April 15, 2011

Writers who don’t read

Today’s quotation on @Quotes4Writers on Twitter is from John Birmingham, author of the wonderfully-titled He Died With a Felafel in his Hand:

“If you can’t be bothered reading, do not bother trying to write. You’ll fail.” John Birmingham (@JohnBirmingham) http://bit.ly/JoBirm

The quotation is from an interview Birmingham did with Australian book blog ‘Booktopia’ in 2010. The interviewer commented “we live in a world where this advice has to be given!?” Like the interviewer, I find it hard to understand. I was a ‘reading child’ and reading may be the greatest constant in my life. I read every day at an average rate of about 50,000 words a day. In CVs and interviews the expression “I like reading” seems woefully inadequate. I *have* to read. After the air I breathe and the felafels I eat it’s the next essential.

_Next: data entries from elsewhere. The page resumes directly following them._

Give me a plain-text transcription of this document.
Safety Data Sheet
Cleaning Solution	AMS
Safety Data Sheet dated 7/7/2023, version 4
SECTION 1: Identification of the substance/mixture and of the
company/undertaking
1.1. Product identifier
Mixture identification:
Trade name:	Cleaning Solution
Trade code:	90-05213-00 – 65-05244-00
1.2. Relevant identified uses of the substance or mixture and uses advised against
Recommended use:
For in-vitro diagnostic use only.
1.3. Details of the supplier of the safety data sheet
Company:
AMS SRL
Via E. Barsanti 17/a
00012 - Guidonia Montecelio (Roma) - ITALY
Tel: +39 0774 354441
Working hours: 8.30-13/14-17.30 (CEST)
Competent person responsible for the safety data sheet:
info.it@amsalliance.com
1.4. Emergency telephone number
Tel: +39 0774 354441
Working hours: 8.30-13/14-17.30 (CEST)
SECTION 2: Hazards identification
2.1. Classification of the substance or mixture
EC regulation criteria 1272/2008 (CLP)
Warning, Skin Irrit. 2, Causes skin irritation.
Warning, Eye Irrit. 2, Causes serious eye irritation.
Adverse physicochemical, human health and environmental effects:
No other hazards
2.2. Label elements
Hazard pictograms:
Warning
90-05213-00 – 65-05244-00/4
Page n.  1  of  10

My friends are also readers. Many are writers but even those who don’t write, read. Book recommendations, diatribes and discussions form a major tranche of our conversation. Local friends belong to a book group. (More distant friends do too: but a different group.) And it’s reading that has made the writers want to write. In the last couple of weeks I’ve read about so many professional authors who were inspired by the late Diana Wynne Jones.

Still there are writers who don’t read. I’ve met only a few of them over the years so they obviously move in different (less book-lined) circles, but they do exist. “Oh I don’t have time to read, I’m too busy writing” is one explanation I’ve heard. Also “I don’t want to be influenced”. Weirdly, I’ve heard it from fanfiction authors, people definitely inspired to write by someone else’s work, whose multiple chapter epics “don’t leave time to read”. What’s with that?

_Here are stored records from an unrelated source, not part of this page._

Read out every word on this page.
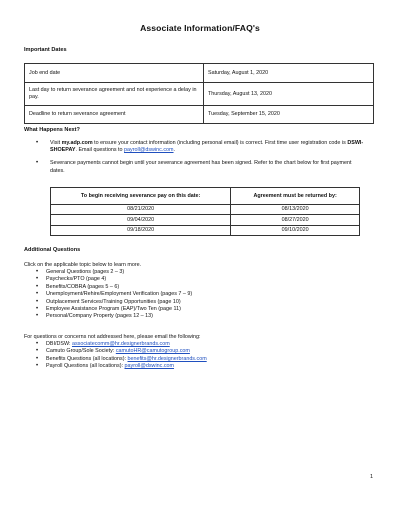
Associate Information/FAQ's
Important Dates
Job end date	Saturday, August 1, 2020
Last day to return severance agreement and not experience a delay in pay.	Thursday, August 13, 2020
Deadline to return severance agreement	Tuesday, September 15, 2020
What Happens Next?
• Visit my.adp.com to ensure your contact information (including personal email) is correct. First time user registration code is DSWI-SHOEPAY. Email questions to payroll@dswinc.com.
• Severance payments cannot begin until your severance agreement has been signed. Refer to the chart below for first payment dates.
To begin receiving severance pay on this date:	Agreement must be returned by:
08/21/2020	08/13/2020
09/04/2020	08/27/2020
09/18/2020	09/10/2020
Additional Questions
Click on the applicable topic below to learn more.
• General Questions (pages 2 – 3)
• Paychecks/PTO (page 4)
• Benefits/COBRA (pages 5 – 6)
• Unemployment/Rehire/Employment Verification (pages 7 – 9)
• Outplacement Services/Training Opportunities (page 10)
• Employee Assistance Program (EAP)/Two Ten (page 11)
• Personal/Company Property (pages 12 – 13)
For questions or concerns not addressed here, please email the following:
• DBI/DSW: associatecomm@hr.designerbrands.com
• Camuto Group/Sole Society: camutoHR@camutogroup.com
• Benefits Questions (all locations): benefits@hr.designerbrands.com
• Payroll Questions (all locations): payroll@dswinc.com
1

What advantages are there really for the writer who doesn’t read? Yes, you do have more time. That’s got to be true. But will you use that time as well as the writer with a head stuffed full of stories? Not wanting to be influenced I can understand and I won’t read a book too close to the subject of one I am currently writing. But that’s about unintentional plagiarism for me. Influence in the wider sense of being inspired by someone else’s work is a good thing. Being a non-reading writer seems to me like doing your work in the bottom of a well.